Most clinicians who treat clients with APD use cognitive behavioral therapy (CBT), which helps people correct cognitive distortions that influence their behavior. In the case of APD, treatment usually includes a social component, as social insight and functioning are the primary deficits for people with APD. This means that group and family therapy can be particularly useful, as they highlight and help people explore social dynamics in real time.
Unfortunately, due to the particular nature of this disorder, most interventions for APD are provided by or in combination with interventions from the criminal justice system. People with APD rarely present to treatment voluntarily, as they typically do not see themselves as having a disorder or even having a problem. They tend to blame others and society for having a problem with them! They are more likely to begin treatment as the result of a mandate from the legal system or another source of social enforcement, such as social services.
This is not all bad news. Due to the deficits in empathy that are characteristic of APD, behavioral interventions that focus on the consequences of behavior are more effective than attempts to provoke guilt or interpersonal insight. Empathy and insight can be increased over time, but this is a long and painstaking process. Mandated treatment can yield results even for clients who originally are resistant to treatment and lack internal motivation to change. Having consequences for noncompliance can help a person stay in treatment long enough to become interested in it and to start responding to it.

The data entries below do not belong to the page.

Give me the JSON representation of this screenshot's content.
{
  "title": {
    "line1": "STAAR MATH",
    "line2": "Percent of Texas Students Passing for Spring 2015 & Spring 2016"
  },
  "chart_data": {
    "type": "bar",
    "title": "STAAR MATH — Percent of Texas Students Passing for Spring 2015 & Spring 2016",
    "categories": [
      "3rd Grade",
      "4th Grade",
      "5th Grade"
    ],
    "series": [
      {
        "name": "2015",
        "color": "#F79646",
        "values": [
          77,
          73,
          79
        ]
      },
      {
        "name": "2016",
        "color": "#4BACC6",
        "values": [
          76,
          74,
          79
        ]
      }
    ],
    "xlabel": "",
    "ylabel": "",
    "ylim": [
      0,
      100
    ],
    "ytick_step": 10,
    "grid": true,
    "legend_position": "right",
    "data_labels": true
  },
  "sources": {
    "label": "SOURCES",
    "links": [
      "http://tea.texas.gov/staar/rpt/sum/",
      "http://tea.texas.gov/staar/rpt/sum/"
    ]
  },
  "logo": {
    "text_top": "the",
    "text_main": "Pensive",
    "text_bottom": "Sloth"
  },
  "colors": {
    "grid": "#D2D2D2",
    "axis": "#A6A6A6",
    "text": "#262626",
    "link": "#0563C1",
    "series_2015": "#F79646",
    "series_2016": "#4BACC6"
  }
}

It is very common for people with APD and other Cluster B personality disorders to have co-occurring substance use disorders. While there are many key differences among people with these four disorders (borderline, narcissistic, histrionic, and antisocial personality disorders), they all are characterized by having poor impulse control and highly variable moods. The way people with these disorders respond to changes in mood and to social situations leaves them vulnerable to substance abuse.
People with APD have a hard time managing anger. Many of the behaviors associated with the condition arise from direct or channeled aggression. In an effort to tame emotional reactions that make them feel out of control, people with APD often turn to substances. Unfortunately, this increases their likelihood of becoming involved with the criminal justice system.
It’s important not to confuse the temporary behavioral changes triggered by substance abuse with APD traits. Substance dependence can drive people to do things that are out of character, and that is exactly the difference. Someone with APD developed these tendencies during their childhood, while the majority of people who engage in deception or unlawful behavior in the course of addiction do so only under desperate circumstances and stop as soon as they enter recovery. It is not possible for substance abuse or anything else that happens after childhood to cause a personality disorder.
Antisocial personality disorder is a serious condition that is difficult, but not impossible, to treat. Especially when combined with co-occurring substance use disorders, it often leads to frequent involvement with the criminal justice system, which is where people with APD are most likely to be diagnosed and treated.
The consequences of failing to complete mandated treatment are often the most significant motivating factor in keeping people with APD in therapy long enough to start responding to it. People who love someone with APD need to practice self-care and maintain good boundaries in order to avoid protecting their loved one from these consequences. Since this disorder affects the whole family, family therapy can be especially beneficial. Don’t give up if you or a loved one may be affected, and don’t hesitate to seek support.